Heather Congdon headshot

Heather B. Congdon, PharmD, BCPS, CDE, FNAP, is firmly committed to advancing and expanding interprofessional education (IPE) in Maryland and beyond. A professorship award from the University System of Maryland (USM) will help her in fulfilling that mission.

Congdon, a professor in the Department of Pharmacy Practice and Science at the University of Maryland School of Pharmacy (UMSOP), has received a $40,000 Wilson H. Elkins Professorship from USM to work on scaling up targeted IPE recommendations from the 2018 USM report “Strengthening Maryland’s Health Care Workforce.”

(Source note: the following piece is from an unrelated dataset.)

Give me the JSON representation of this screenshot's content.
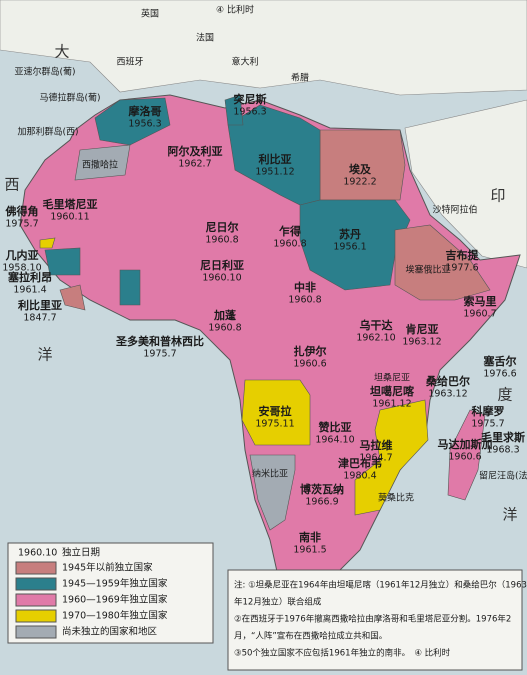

Congdon will collaborate with USM’s William E. Kirwan Center for Academic Innovation, which has begun assembling a working group with representation from USM institutions and several community colleges in the state. The goal: create a system in which students earn digital badges based on the three categories of an interprofessional learning continuum developed by the Centre for Interprofessional Education at the University of Toronto.

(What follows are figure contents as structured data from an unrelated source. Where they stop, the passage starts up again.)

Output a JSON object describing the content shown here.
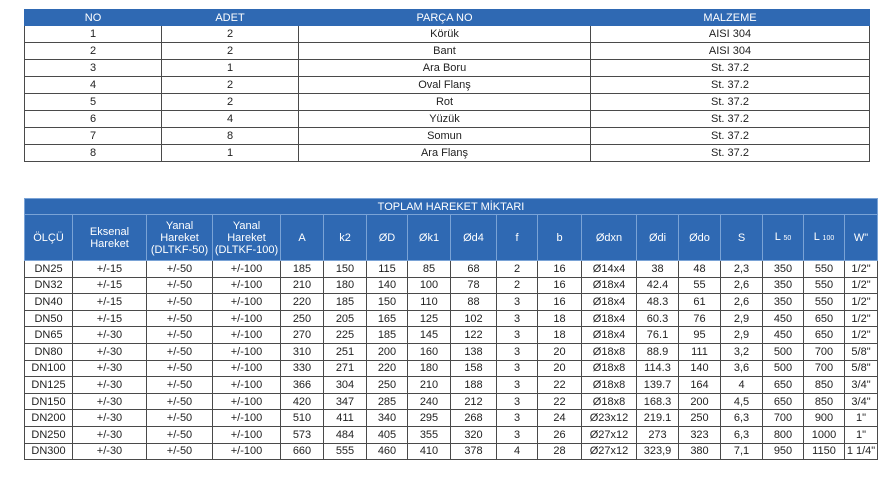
{
  "parts_table": {
    "headers": [
      "NO",
      "ADET",
      "PARÇA NO",
      "MALZEME"
    ],
    "rows": [
      [
        "1",
        "2",
        "Körük",
        "AISI 304"
      ],
      [
        "2",
        "2",
        "Bant",
        "AISI 304"
      ],
      [
        "3",
        "1",
        "Ara Boru",
        "St. 37.2"
      ],
      [
        "4",
        "2",
        "Oval Flanş",
        "St. 37.2"
      ],
      [
        "5",
        "2",
        "Rot",
        "St. 37.2"
      ],
      [
        "6",
        "4",
        "Yüzük",
        "St. 37.2"
      ],
      [
        "7",
        "8",
        "Somun",
        "St. 37.2"
      ],
      [
        "8",
        "1",
        "Ara Flanş",
        "St. 37.2"
      ]
    ]
  },
  "dims_table": {
    "title": "TOPLAM HAREKET MİKTARI",
    "headers": {
      "olcu": "ÖLÇÜ",
      "eksenal_1": "Eksenal",
      "eksenal_2": "Hareket",
      "yanal50_1": "Yanal",
      "yanal50_2": "Hareket",
      "yanal50_3": "(DLTKF-50)",
      "yanal100_1": "Yanal",
      "yanal100_2": "Hareket",
      "yanal100_3": "(DLTKF-100)",
      "a": "A",
      "k2": "k2",
      "od": "ØD",
      "ok1": "Øk1",
      "od4": "Ød4",
      "f": "f",
      "b": "b",
      "odxn": "Ødxn",
      "odi": "Ødi",
      "odo": "Ødo",
      "s": "S",
      "l50_main": "L",
      "l50_sub": "50",
      "l100_main": "L",
      "l100_sub": "100",
      "w": "W\""
    },
    "rows": [
      [
        "DN25",
        "+/-15",
        "+/-50",
        "+/-100",
        "185",
        "150",
        "115",
        "85",
        "68",
        "2",
        "16",
        "Ø14x4",
        "38",
        "48",
        "2,3",
        "350",
        "550",
        "1/2\""
      ],
      [
        "DN32",
        "+/-15",
        "+/-50",
        "+/-100",
        "210",
        "180",
        "140",
        "100",
        "78",
        "2",
        "16",
        "Ø18x4",
        "42.4",
        "55",
        "2,6",
        "350",
        "550",
        "1/2\""
      ],
      [
        "DN40",
        "+/-15",
        "+/-50",
        "+/-100",
        "220",
        "185",
        "150",
        "110",
        "88",
        "3",
        "16",
        "Ø18x4",
        "48.3",
        "61",
        "2,6",
        "350",
        "550",
        "1/2\""
      ],
      [
        "DN50",
        "+/-15",
        "+/-50",
        "+/-100",
        "250",
        "205",
        "165",
        "125",
        "102",
        "3",
        "18",
        "Ø18x4",
        "60.3",
        "76",
        "2,9",
        "450",
        "650",
        "1/2\""
      ],
      [
        "DN65",
        "+/-30",
        "+/-50",
        "+/-100",
        "270",
        "225",
        "185",
        "145",
        "122",
        "3",
        "18",
        "Ø18x4",
        "76.1",
        "95",
        "2,9",
        "450",
        "650",
        "1/2\""
      ],
      [
        "DN80",
        "+/-30",
        "+/-50",
        "+/-100",
        "310",
        "251",
        "200",
        "160",
        "138",
        "3",
        "20",
        "Ø18x8",
        "88.9",
        "111",
        "3,2",
        "500",
        "700",
        "5/8\""
      ],
      [
        "DN100",
        "+/-30",
        "+/-50",
        "+/-100",
        "330",
        "271",
        "220",
        "180",
        "158",
        "3",
        "20",
        "Ø18x8",
        "114.3",
        "140",
        "3,6",
        "500",
        "700",
        "5/8\""
      ],
      [
        "DN125",
        "+/-30",
        "+/-50",
        "+/-100",
        "366",
        "304",
        "250",
        "210",
        "188",
        "3",
        "22",
        "Ø18x8",
        "139.7",
        "164",
        "4",
        "650",
        "850",
        "3/4\""
      ],
      [
        "DN150",
        "+/-30",
        "+/-50",
        "+/-100",
        "420",
        "347",
        "285",
        "240",
        "212",
        "3",
        "22",
        "Ø18x8",
        "168.3",
        "200",
        "4,5",
        "650",
        "850",
        "3/4\""
      ],
      [
        "DN200",
        "+/-30",
        "+/-50",
        "+/-100",
        "510",
        "411",
        "340",
        "295",
        "268",
        "3",
        "24",
        "Ø23x12",
        "219.1",
        "250",
        "6,3",
        "700",
        "900",
        "1\""
      ],
      [
        "DN250",
        "+/-30",
        "+/-50",
        "+/-100",
        "573",
        "484",
        "405",
        "355",
        "320",
        "3",
        "26",
        "Ø27x12",
        "273",
        "323",
        "6,3",
        "800",
        "1000",
        "1\""
      ],
      [
        "DN300",
        "+/-30",
        "+/-50",
        "+/-100",
        "660",
        "555",
        "460",
        "410",
        "378",
        "4",
        "28",
        "Ø27x12",
        "323,9",
        "380",
        "7,1",
        "950",
        "1150",
        "1 1/4\""
      ]
    ]
  }
}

“This model places IPE experiences and activities into three areas: introductory exposure experiences, immersion and development activities, and entry-to-practice competence activities,” said Congdon, who also is co-director of the University of Maryland, Baltimore’s (UMB) Center for Interprofessional Education (CIPE). “Each badge tier would be mapped to specific Interprofessional Education Collaborative competencies and require completion of certain activities to earn the badge. The badges would be earned in sequential order, along the continuum of learning.

“The USM report recommended scaling up specified IPE activities systemwide and engineering a curriculum development process and framework that would mitigate the traditional institutional barriers to IPE curriculum design,” Congdon added. “The IPE digital badging initiative would help to provide such an IPE framework for all the institutions within USM.”

Natalie D. Eddington, PhD, FAAPS, FCP, dean and professor of UMSOP, congratulated Congdon on the USM award, saying, “This professorship is well-deserved. Dr. Congdon has a record of achievement as a pharmacist, educator, and clinician. We are thrilled that USM is supporting her in advancing interprofessional education at our institutions and beyond.”